Jimmie has never attended school more than a week or two at a time, and he has never studied lessons in language. But he can tell a story with as much zest as many a boy whose life has been cast in pleasanter places.

"Well, you see it was this way," he says. "The boys were playin' on the old pier up there toward the bridge—the pier that they're tearin' down so as to build a new one.

"I guess there were eight or ten of 'em all together, and they were playin' tag on the pier, and jumpin' over to the old coal barge that's tied up alongside of it. I wasn't playin'. I was gettin' wood for Scanlan, that man that lives next door.

"Well, Scanlan has a little cart, and I was drawin' away the loose wood that they were tearin' off from the old pier. It was mostly sticks and the ends of broken planks. I had been workin' at that wood for two or three hours and had hauled four or five loads to Scanlan's.

"I heard the six o'clock whistles blow, and just then I heard a big splashin' in the water. I looked around and saw a boy in the water just by the planks at the end of the pier. It was Charlie Tague, a little fellow who lives on our street. He is ten years old, and he can't swim a stroke.

"Those other boys, they just stood around and didn't know what to do. But when it comes to drownin', you've got no time to think. A dozen persons might drown while you're thinkin' only once.

"I just jumped in and grabbed the boy as he was comin' up for the last time. I held him by the collar and floated him around to the pier. I got hold of the end of a plank and held on till a man came along and pulled us out. I don't know who the man was, but he was young lookin' and had on nice clothes and said nothin'.

"I tell you I was a sorry-lookin' fellow when they pulled me and Charlie up. The place where I jumped in was full of mud—black mud—and it came up to my waist. That black mud sticks like tar, and it was all over me when they pulled me out. That's why I've got my new pants on, and my new stockin's, and my new shoes.

"No; Charlie wasn't hurt much. As for me, I only banged my knee against the end of a spike nail. If the tide had carried us under the pier, it would have been the end of us; but I understood about that, and so guarded against it.

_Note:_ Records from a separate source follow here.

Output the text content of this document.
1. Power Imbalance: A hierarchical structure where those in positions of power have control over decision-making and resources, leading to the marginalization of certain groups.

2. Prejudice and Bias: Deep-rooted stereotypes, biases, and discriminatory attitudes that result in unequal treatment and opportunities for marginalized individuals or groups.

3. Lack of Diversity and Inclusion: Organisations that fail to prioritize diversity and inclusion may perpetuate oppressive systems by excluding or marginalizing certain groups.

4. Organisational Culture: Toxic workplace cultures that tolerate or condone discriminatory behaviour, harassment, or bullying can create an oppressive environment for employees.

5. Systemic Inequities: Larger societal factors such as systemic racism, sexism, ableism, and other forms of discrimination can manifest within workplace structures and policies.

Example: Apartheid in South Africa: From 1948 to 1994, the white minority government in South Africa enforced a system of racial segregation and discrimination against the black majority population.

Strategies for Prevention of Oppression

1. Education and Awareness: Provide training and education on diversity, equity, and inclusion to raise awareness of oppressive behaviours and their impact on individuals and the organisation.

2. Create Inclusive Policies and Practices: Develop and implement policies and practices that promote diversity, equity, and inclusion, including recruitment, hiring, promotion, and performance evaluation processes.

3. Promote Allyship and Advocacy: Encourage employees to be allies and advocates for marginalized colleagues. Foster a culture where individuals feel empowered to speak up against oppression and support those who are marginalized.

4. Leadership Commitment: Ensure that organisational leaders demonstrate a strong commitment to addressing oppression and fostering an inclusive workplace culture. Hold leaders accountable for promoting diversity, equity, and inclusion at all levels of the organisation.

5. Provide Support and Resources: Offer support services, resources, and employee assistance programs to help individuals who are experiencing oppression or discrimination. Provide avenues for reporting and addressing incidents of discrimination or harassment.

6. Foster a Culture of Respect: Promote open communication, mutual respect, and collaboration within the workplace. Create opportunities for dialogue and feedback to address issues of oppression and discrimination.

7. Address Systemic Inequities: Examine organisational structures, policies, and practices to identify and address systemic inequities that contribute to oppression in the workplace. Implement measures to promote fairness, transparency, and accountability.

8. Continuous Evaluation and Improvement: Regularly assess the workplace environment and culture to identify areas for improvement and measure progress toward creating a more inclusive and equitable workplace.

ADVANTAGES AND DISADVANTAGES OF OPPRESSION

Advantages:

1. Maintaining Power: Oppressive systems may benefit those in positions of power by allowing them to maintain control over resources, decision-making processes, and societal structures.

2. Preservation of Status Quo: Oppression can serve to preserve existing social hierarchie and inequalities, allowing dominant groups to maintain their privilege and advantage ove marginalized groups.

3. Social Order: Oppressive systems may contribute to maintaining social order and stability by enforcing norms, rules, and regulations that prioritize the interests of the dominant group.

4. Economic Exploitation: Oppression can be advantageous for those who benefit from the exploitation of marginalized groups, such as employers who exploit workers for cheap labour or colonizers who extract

"As soon as Charlie could walk I led him 'round to his home. Oh, but he was a wet fellow! As soon as I got him in the hallway, I said, 'So long, Charlie!' and sneaked away. I didn't want to bother Mrs. Tague with thankin' me."

Four months after this Jimmie saved the life of Johnnie Hart, who fell from the pier just above the old one that was being rebuilt. He led Johnnie home and then ran to his own lodgings on Front Street.

"Say, pa!" he cried, as he came into the room, "I've saved another boy. What do you think I am now? Don't you think I'm a rattler?"

Who can blame the lad for being proud of his achievements? His highest ambition is to win a medal for saving lives.